The orchestra in the modern sense of the word did not exist before the 17th cent. Previous instrumental ensemble music was chamber music, except for occasional ceremonies when as many instruments as were available would be massed together. Until well into the 17th cent. there was little thought of specifying what instrument should play a part; any available instrument with the proper range was used. The first known example of orchestration occurs in Giovanni Gabrieli's (see under Andrea Gabrieli) Sacrae Symphoniae (1597). Monteverdi's Orfeo (1607), one of the first operas, demands a large and varied group of instruments—all, in fact, that were available to him through his patron.
During the 17th cent. the violin family displaced the viols, except the double-bass viol, as the principal strings of the orchestra. By the end of the century a division into four parts had become standard: first and second violins, violas, and cellos, with the double basses playing the cello part an octave lower. (Not until the 19th cent. did the cellos and basses frequently have different parts to play.)
Woodwinds appeared in the earliest orchestras, though infrequently and subordinate to the strings—usually two oboes and a bassoon, with flutes sometimes replacing the oboes. The flutes were established as regular orchestra members, playing together with the oboes, only late in the 18th cent. The trumpets, inseparable from the kettledrums through the 17th and 18th cent., were used occasionally in the 17th cent. and became standard in the orchestra by about 1700. The French horn was fully accepted by 1750. The trombone was used in church music even before the 17th cent. and occasionally in opera thereafter; it did not become a regular member of the symphony orchestra until after 1800.
Throughout the baroque period and into the second half of the 18th cent., the basso continuo was an integral part of the scoring and required that a harpsichord or some other chord-playing instrument fill in the harmonies above the figured bass. The treble and bass were strongly emphasized, while the middle parts were often left to the continuo alone. The orchestra was rather small at this time; Bach had as few as 18 players for his larger church works, and Handel usually used about 30.
During the latter half of the 18th cent. the classical orchestra was gradually established through the disuse of the continuo and the acceptance of the clarinet. The abandonment of the continuo led to much greater independence in the string parts, which now had to fill the harmony unaided. Instead of both violin parts doubling the melody and the violas, cellos, and basses doubling the bass, there were now four distinct parts. The clarinet, like the flute, first appeared as an alternate for the oboe, but in the late works of Haydn and Mozart the orchestra was standardized, with pairs of flutes, oboes, clarinets, bassoons, French horns, trumpets, and kettledrums in addition to the strings. All the wind instruments, especially the woodwinds, could carry the melody, providing desired changes of color.

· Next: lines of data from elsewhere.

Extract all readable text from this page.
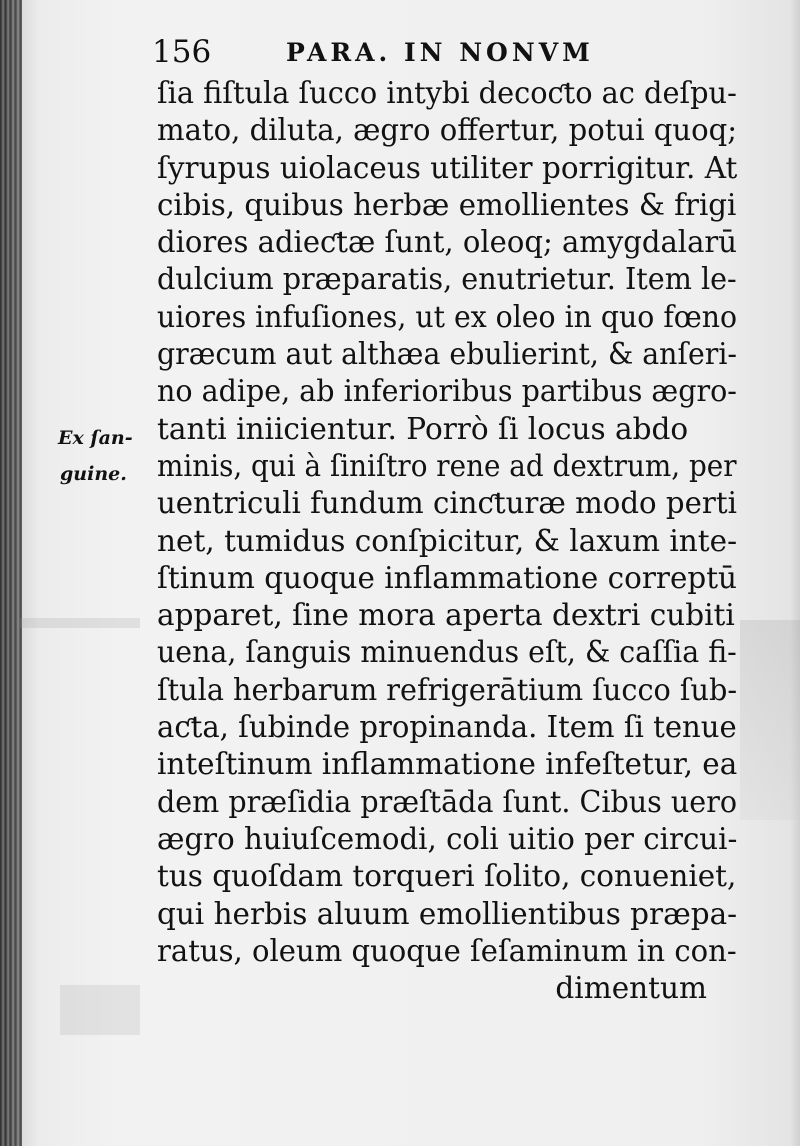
156	PARA. IN NONVM
Ex ſan-
guine.
ſia fiſtula ſucco intybi decoƈto ac deſpu-
mato, diluta, ægro offertur, potui quoq;
ſyrupus uiolaceus utiliter porrigitur. At
cibis, quibus herbæ emollientes & frigi
diores adieƈtæ ſunt, oleoq; amygdalarū
dulcium præparatis, enutrietur. Item le-
uiores infuſiones, ut ex oleo in quo fœno
græcum aut althæa ebulierint, & anſeri-
no adipe, ab inferioribus partibus ægro-
tanti iniicientur. Porrò ſi locus abdo
minis, qui à ſiniſtro rene ad dextrum, per
uentriculi fundum cinƈturæ modo perti
net, tumidus conſpicitur, & laxum inte-
ſtinum quoque inflammatione correptū
apparet, ſine mora aperta dextri cubiti
uena, ſanguis minuendus eſt, & caſſia fi-
ſtula herbarum refrigerātium ſucco ſub-
aƈta, ſubinde propinanda. Item ſi tenue
inteſtinum inflammatione infeſtetur, ea
dem præſidia præſtāda ſunt. Cibus uero
ægro huiuſcemodi, coli uitio per circui-
tus quoſdam torqueri ſolito, conueniet,
qui herbis aluum emollientibus præpa-
ratus, oleum quoque ſeſaminum in con-
dimentum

In the 19th cent., beginning in the works of Beethoven, the brass took an increasingly prominent place. The trombone was used regularly, while the invention of the valve in 1813 soon made the horn and trumpet completely chromatic. All the brass thus became melody instruments, instantly available in the most remote keys. The horn section was increased to four early in the century, and the introduction of the tuba (c.1835–50) gave the brass a dependable contrabass register it had previously lacked. The woodwinds also were improved mechanically in the 19th cent., greatly enlarging their technical capabilities. Throughout the century the string section was expanded to balance the increasing numbers of wind players.
The scores of Mozart and Beethoven generally required an orchestra of about 40; those of Weber and early Wagner called for about 55; Wagner's Ring cycle (1854–74) called for about 110; and Strauss's Elektra for 115. Hector Berlioz was highly influential in increasing awareness of orchestral color and in encouraging the use of a larger orchestra; his Traité d'orchestration, a fundamental work of its kind, envisioned an ideal orchestra of 465. After the climax of orchestral bulk in the works of Wagner, Mahler, Strauss, and several others, composers reacted against orchestral gigantism, first in the impressionism of Debussy and his followers. They still used a large orchestra, but more restrainedly, making more distinctive use of the instruments and largely avoiding massive sonorities.
Stravinsky's Rite of Spring (1913) illustrates the early 20th-century interest in diverse instrumental combinations and original exploitation of the instruments' capabilities. In general, composers of the 20th cent. have continued exploring novel uses of instruments and have preferred a moderate-sized orchestra. Seventy-five to ninety players suffice for most 20th-century scores; a reduced, or chamber, orchestra of classical or baroque dimensions has also been much used. In this century the percussion section is used more prominently; new instruments have been devised and the playing of old ones varied.